Weddings are a wonderful milestone that can also affect your taxes.
In some cases, like your filing status, this could mean tax savings. So after the "I do's," cake-cutting, and honeymoon, make sure to sit down and tackle these three tax tasks together.
Remember: if you marry by December 31, you're considered married for the whole year for tax purposes.
Here's what to know.
Personal info changes
If you plan to change your name after your marriage, make sure to report that to the Social Security Administration. That's because the name on your tax return must match what the SSA has on file for you. If. the names don't match, any tax refund owed to you could be delayed.
To officially change your name, file Form SS-5, Application for a Social Security Card.

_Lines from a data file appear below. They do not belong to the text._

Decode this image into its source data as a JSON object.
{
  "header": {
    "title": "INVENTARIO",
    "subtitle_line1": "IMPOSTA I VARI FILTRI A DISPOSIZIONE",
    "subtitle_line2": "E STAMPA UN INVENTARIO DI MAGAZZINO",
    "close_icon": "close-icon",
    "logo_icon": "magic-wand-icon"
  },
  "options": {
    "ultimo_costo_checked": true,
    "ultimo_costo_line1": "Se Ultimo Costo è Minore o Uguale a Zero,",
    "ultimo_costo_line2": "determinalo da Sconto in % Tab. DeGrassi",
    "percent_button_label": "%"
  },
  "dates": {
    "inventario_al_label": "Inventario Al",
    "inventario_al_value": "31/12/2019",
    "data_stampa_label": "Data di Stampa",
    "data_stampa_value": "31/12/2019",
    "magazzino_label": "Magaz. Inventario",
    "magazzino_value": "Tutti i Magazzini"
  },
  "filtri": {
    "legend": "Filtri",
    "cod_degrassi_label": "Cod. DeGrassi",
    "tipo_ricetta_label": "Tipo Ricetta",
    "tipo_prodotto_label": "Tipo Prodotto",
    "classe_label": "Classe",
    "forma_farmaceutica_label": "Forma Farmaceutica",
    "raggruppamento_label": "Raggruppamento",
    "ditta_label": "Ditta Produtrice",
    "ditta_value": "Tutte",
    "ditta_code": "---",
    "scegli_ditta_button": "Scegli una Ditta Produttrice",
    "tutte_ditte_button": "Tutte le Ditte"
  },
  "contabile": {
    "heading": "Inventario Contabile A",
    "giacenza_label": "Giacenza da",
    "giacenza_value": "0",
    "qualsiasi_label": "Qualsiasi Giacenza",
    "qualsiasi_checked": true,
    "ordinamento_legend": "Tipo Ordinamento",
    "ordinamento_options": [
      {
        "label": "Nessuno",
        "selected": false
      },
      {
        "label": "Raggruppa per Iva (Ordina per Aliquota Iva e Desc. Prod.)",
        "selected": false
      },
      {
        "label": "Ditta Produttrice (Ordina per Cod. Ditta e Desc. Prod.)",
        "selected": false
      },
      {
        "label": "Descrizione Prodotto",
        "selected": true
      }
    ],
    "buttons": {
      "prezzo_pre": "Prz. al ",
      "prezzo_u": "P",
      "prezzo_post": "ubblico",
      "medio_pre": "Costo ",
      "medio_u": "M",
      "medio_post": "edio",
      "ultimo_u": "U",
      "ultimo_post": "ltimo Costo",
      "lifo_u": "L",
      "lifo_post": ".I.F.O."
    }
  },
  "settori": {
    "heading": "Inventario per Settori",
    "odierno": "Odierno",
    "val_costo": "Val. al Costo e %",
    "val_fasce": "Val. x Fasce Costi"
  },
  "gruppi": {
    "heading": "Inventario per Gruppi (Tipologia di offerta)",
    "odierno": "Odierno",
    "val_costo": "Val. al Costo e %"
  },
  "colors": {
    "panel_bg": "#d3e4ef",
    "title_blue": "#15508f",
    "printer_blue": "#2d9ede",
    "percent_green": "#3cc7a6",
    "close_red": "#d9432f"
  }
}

You can find it on SSA.gov, by calling 800-772-1213, or at a local SSA office.
If you're changing where you live after your wedding, let the Internal Revenue Service (IRS) and U.S. Postal Service (USPS) know.
You should consider changing how much federal taxes are withheld from each of your paychecks after getting married. If you're newly married, you must give your employer a new Form W-4 that you use to adjust your withholdings within 10 days.
If both you and your spouse work, you may fall into a higher tax bracket and/or must pay the additional Medicare tax.
To find out how much you should withhold in taxes, use the Tax Withholding Estimator on IRS.gov to help complete Form W-4. The tool also allows you to adjust your withholdings, so you get a certain tax refund next year. For more information, review Publication 505 on tax withholding and estimated tax.
After you're married, you can file your taxes either jointly or separately each year. Typically, filing jointly is more advantageous for the following reasons:
In 2021, you only receive a standard deduction of $12,550 if you file separately, while you get $24,800 if you file jointly.
You are disqualified from several tax deductions and credits if you file separately.
Other deductions, like the IRA contribution deduction and the capital loss deduction, are more limited for separate filers.
In some rare instances, it may be better to file separately, such as when you have a large amount of medical expenses. By filing separately, it may be easier to reach the threshold that allows you to deduct those expenses.